Federal authorities are responding to a shooting at the First Baptist Church in Sutherland Springs, Texas, a small community southeast of San Antonio.
In a press conference Sunday night, an official from the Texas Department of Public Safety described the scene: Around 11:20 am, the suspect, dressed in black, approached the church and began firing an assault rifle. He then entered the church and continued firing.
Gov. Greg Abbott confirmed that at least 26 people were killed. A Texas Department of Public Safety official said the ages of the victims ranged from 5 to 72 years old. The AP reports that the pastor's 14-year-old daughter is among the dead.
The Department of Public Safety confirmed to NPR that at least 20 others were wounded. A DPS official said in the press conference that the gunman was confronted by an armed civilian outside of the church.
The shooter, who was found dead in neighboring Guadalupe County, has been identified as Devin Kelley, 26, a former Air Force member.
(Score: 2, Interesting) by Anonymous Coward on Monday November 06 2017, @04:27AM (8 children)
> ban trucks
In a way yes. Vehicular terrorism has only made it clearer that our cities need to be redesigned to serve and protect people, and not sacrifice more lives for slightly faster transport. The vehicle deaths from deliberate malicious acts (and terrorism in general) is dwarfed by the number of deaths we accept simple as part of our way of life. What should be the acceptable death toll? How are we so casual about so many deaths?
For starters traffic calming measures will force drivers to go slower and do more to block them from certain areas and larger vehicle will very likely be banned except at special deliver times. Vehicle licensing and vehicle hire will likely come under greater scrutiny too.
(Score: 2) by Phoenix666 on Monday November 06 2017, @04:37AM (1 child)
I would dearly love to see all that happen, but brother you gotta concede we're dreamers on that one. After, what, 100 years of indoctrination people are not going to give up fast moving traffic or their cars or home delivery because of vehicular attack. The sheer size of the infrastructure shift argues against it. It's not gonna happen in 4 lifetimes.
Washington DC delenda est.
(Score: 1, Insightful) by Anonymous Coward on Monday November 06 2017, @07:06AM
Why would they change their way of life in the name of safety? This is just stupid, and the same kind of thing supporters of nonsense like the Patriot Act say.
(Score: 3, Insightful) by khallow on Monday November 06 2017, @04:54AM (5 children)
This wouldn't have helped in the situation where the perpetrator legally acquired a moving truck/van, took it to an area where the vehicle was banned, and proceeded to run people over.
(Score: 4, Informative) by Anonymous Coward on Monday November 06 2017, @06:10AM (4 children)
took it to an area where the vehicle was banned
Don't just ban them; make it impossible to get the large powered vehicle where only bicycles|pedestrians are allowed to be.
Bollards1 [archive.li]
Bollards [archive.li]
Bollard3 [godawn.com]
A nearby city uses that last thing in multiples at intersection corners.
They're concrete; 4 feet tall and 2 feet across.
There's about 2 feet of space between them.
When CalTrans guys are doing roadwork, between the traffic and the workspace they will set up a series of temporary concrete barriers that are 4 feet tall and 20 feet long.
This stuff is not rocket surgery.
The fact that cities have designated places as restricted areas and haven't actually done anything to assure that that is what happens speaks to crappy governments and citizens not holding the politicians' feet to the fire.
-- OriginalOwner_ [soylentnews.org]
(Score: 1) by khallow on Monday November 06 2017, @06:36AM (2 children)

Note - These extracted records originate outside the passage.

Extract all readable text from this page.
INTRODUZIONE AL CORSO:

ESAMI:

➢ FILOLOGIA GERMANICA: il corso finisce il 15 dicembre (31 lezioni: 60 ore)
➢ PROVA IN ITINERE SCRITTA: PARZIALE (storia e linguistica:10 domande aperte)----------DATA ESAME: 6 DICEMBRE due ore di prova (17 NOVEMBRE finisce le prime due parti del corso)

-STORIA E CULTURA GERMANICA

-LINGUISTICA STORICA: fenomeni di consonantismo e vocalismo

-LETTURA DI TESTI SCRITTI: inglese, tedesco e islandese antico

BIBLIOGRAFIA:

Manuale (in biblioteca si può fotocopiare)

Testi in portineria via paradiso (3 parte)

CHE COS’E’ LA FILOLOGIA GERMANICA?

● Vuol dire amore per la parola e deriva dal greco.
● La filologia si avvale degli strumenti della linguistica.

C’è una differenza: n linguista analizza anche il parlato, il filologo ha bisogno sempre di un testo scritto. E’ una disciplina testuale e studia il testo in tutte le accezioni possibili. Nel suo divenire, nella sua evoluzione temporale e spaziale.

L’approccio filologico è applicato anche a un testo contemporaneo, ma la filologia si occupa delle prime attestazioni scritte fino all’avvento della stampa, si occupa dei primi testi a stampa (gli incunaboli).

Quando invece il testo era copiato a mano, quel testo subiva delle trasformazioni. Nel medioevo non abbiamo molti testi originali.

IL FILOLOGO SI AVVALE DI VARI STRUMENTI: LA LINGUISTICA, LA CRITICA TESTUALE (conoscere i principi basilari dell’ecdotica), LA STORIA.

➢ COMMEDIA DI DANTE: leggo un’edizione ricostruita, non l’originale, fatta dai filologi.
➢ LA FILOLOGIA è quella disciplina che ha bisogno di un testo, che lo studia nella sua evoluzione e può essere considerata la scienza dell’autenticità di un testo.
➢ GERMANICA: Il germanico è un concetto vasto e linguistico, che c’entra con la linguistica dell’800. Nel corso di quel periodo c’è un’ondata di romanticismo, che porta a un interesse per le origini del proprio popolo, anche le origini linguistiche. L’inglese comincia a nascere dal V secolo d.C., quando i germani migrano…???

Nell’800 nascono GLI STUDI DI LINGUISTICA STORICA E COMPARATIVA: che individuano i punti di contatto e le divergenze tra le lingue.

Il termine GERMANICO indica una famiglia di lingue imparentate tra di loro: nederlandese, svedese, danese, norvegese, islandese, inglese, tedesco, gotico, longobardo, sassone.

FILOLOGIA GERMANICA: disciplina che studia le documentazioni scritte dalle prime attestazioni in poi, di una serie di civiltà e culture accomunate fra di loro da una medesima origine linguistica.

Crappy governments which might not have the resources to put in all those bollards, let us note.
(Score: 1, Interesting) by Anonymous Coward on Monday November 06 2017, @06:50AM (1 child)
Oh, wow! Of course, they are more expensive than the wall! Can't afford them, but can afford a permanent militarized police. And prisons, lots of them.
Some priorities...
(Score: 1) by khallow on Monday November 06 2017, @07:20AM
Funny how you don't realize how true those words are. There's no end to the places that will need bollards (and beefier bollards). And of course, when they don't work perfectly, then you'll need the permanent militarized police and prisons to deal with the anti-bollard terrorists.
Back at you.
(Score: 0) by Anonymous Coward on Monday November 06 2017, @06:33PM
I believe the correct term you are looking for is "brain science."